Spanish is the happiest language in the world, new study reveals
Researchers have theoretized for some time that our languages are skewed towards happy words - with some more skewed than others. A new study conducted on 10 different languages confirmed this idea, and also found that Spanish is the happiest language, while Chinese is the most balanced.
Researchers have theoretized for some time that our languages are skewed towards happy words – with some more skewed than others. A new study conducted on 10 different languages confirmed this idea, and also found that Spanish is the happiest language, while Chinese is the most balanced.
It all started back in 1969, when two psychologists at the University of Illinois came up with the Pollyanna Hypothesis – that humans universally tend to skew their use of language towards happy words, rather than negative ones. Basically, we want to be happier, so we use happier words.

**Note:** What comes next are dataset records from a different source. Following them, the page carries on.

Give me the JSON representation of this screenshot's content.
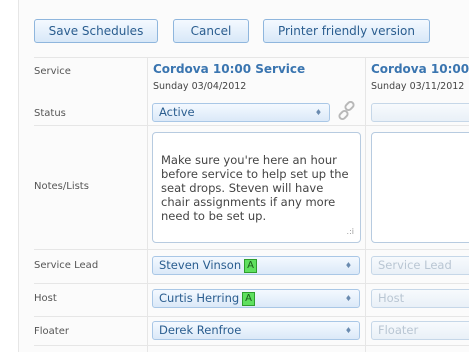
{
  "toolbar": {
    "save_label": "Save Schedules",
    "cancel_label": "Cancel",
    "printer_label": "Printer friendly version"
  },
  "labels": {
    "service": "Service",
    "status": "Status",
    "notes": "Notes/Lists",
    "service_lead": "Service Lead",
    "host": "Host",
    "floater": "Floater"
  },
  "columns": [
    {
      "title": "Cordova 10:00 Service",
      "date": "Sunday 03/04/2012",
      "status": "Active",
      "notes": "Make sure you're here an hour before service to help set up the seat drops. Steven will have chair assignments if any more need to be set up.",
      "service_lead": "Steven Vinson",
      "service_lead_badge": "A",
      "host": "Curtis Herring",
      "host_badge": "A",
      "floater": "Derek Renfroe"
    },
    {
      "title": "Cordova 10:00",
      "date": "Sunday 03/11/2012",
      "status": "",
      "notes": "",
      "service_lead": "Service Lead",
      "host": "Host",
      "floater": "Floater"
    }
  ]
}
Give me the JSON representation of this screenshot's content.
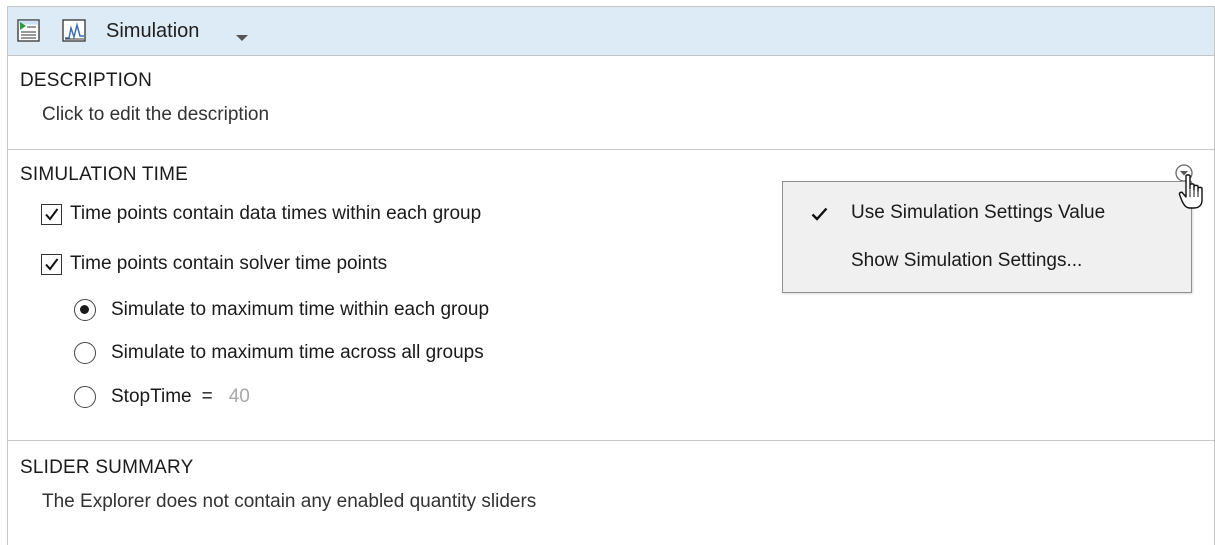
{
  "header": {
    "title": "Simulation",
    "icons": [
      "data-sheet-icon",
      "plot-icon",
      "dropdown-caret-icon"
    ]
  },
  "description": {
    "heading": "DESCRIPTION",
    "placeholder_text": "Click to edit the description"
  },
  "simulation_time": {
    "heading": "SIMULATION TIME",
    "checkboxes": [
      {
        "label": "Time points contain data times within each group",
        "checked": true
      },
      {
        "label": "Time points contain solver time points",
        "checked": true
      }
    ],
    "radios": [
      {
        "label": "Simulate to maximum time within each group",
        "selected": true
      },
      {
        "label": "Simulate to maximum time across all groups",
        "selected": false
      },
      {
        "label": "StopTime",
        "selected": false
      }
    ],
    "stoptime_equals": "=",
    "stoptime_value": "40"
  },
  "options_menu": {
    "items": [
      {
        "label": "Use Simulation Settings Value",
        "checked": true
      },
      {
        "label": "Show Simulation Settings...",
        "checked": false
      }
    ]
  },
  "slider_summary": {
    "heading": "SLIDER SUMMARY",
    "text": "The Explorer does not contain any enabled quantity sliders"
  },
  "colors": {
    "header_bg": "#dcebf6",
    "popup_bg": "#f0f0f0",
    "disabled_value": "#a8a8a8"
  }
}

“Put even more simply,” the pair wrote, “humans tend to look on (and talk about) the bright side of life.” But this was just an hypothesis, they had little evidence to back it up, and it has inspired heated debate ever since.

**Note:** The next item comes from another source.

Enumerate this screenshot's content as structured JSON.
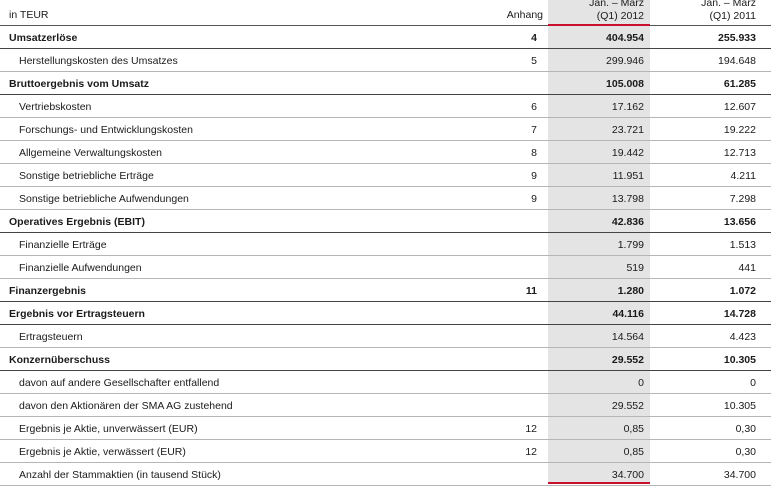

In this study, researchers from the University of Vermont (UoV) and not-for-profit research and development organisation, the MITRE Corporation analyzed words used by actual humans professionally and in their personal lives (both online and offline).

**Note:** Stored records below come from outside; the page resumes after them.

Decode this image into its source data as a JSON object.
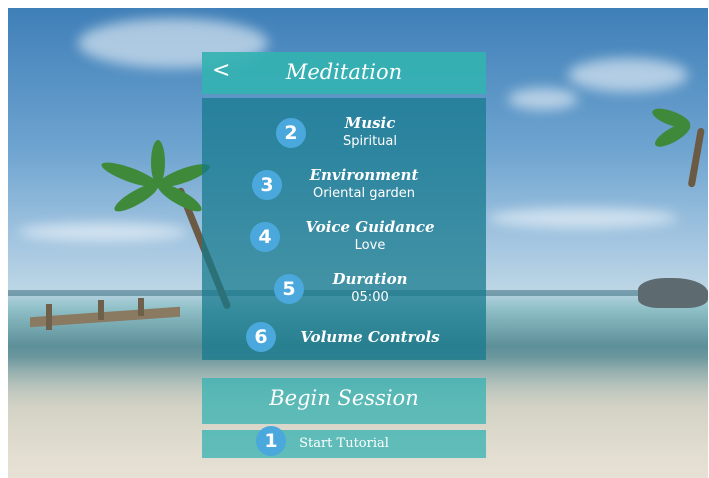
{
  "header": {
    "back_icon": "chevron-left-icon",
    "back_glyph": "<",
    "title": "Meditation"
  },
  "menu": [
    {
      "number": "2",
      "label": "Music",
      "value": "Spiritual"
    },
    {
      "number": "3",
      "label": "Environment",
      "value": "Oriental garden"
    },
    {
      "number": "4",
      "label": "Voice Guidance",
      "value": "Love"
    },
    {
      "number": "5",
      "label": "Duration",
      "value": "05:00"
    },
    {
      "number": "6",
      "label": "Volume Controls"
    }
  ],
  "begin": {
    "label": "Begin Session"
  },
  "tutorial": {
    "number": "1",
    "label": "Start Tutorial"
  },
  "colors": {
    "panel_teal": "#34b2b2",
    "list_teal": "#14788c",
    "badge_blue": "#4aa8dc",
    "text": "#ffffff"
  }
}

“We collected roughly 100 billion words written in tweets,” one of the team, mathematician Chris Danforth from UoV, said in a press release.
Arabic movie subtitles, Korean tweets, Russian novels, Chinese websites, English lyrics, and even the war-torn pages of the New York Times – they looked at it all, and the results were consistent.
“We looked at ten languages,” says UVM mathematician Peter Dodds who co-led the study, “and in every source we looked at, people use more positive words than negative ones.” They analyzed English, Spanish, French, German, Brazilian Portuguese, Korean, Chinese (simplified), Russian, Indonesian and Arabic.
They then selected the 10,000 most frequently used words in each of the language. They then hired fifty native language speakers to rate the words based on how happy or sad they are, on a scale of 1 to 10. For example, “laughter” got an average rating of 8.50, “food” got 7.44, “truck” 5.48, “the” 4.98, “greed” 3.06 and “terrorist” 1.30. In this way, they noted which words are happy, and which ones are sad.
John Bohannon explains the results, which you can see below, at Science:
“Graphs of the data show that the Pollyanna principle is indeed part of language itself. If there were no bias, then the median emotional values of the words (red lines) would fall in the middle of the emotional scale. But instead, the median emotional resonance of words falls well into positive territory for every corpus from every language tested.”
The study is part of a bigger project which aims to determine a type of happiness meter – a hedonometer – which can track the ‘happiness signals’ in English-language Twitter posts on an almost real-time basis. While for now, the hedonometer only works for English tweets, researchers hope to expand it to other languages as well.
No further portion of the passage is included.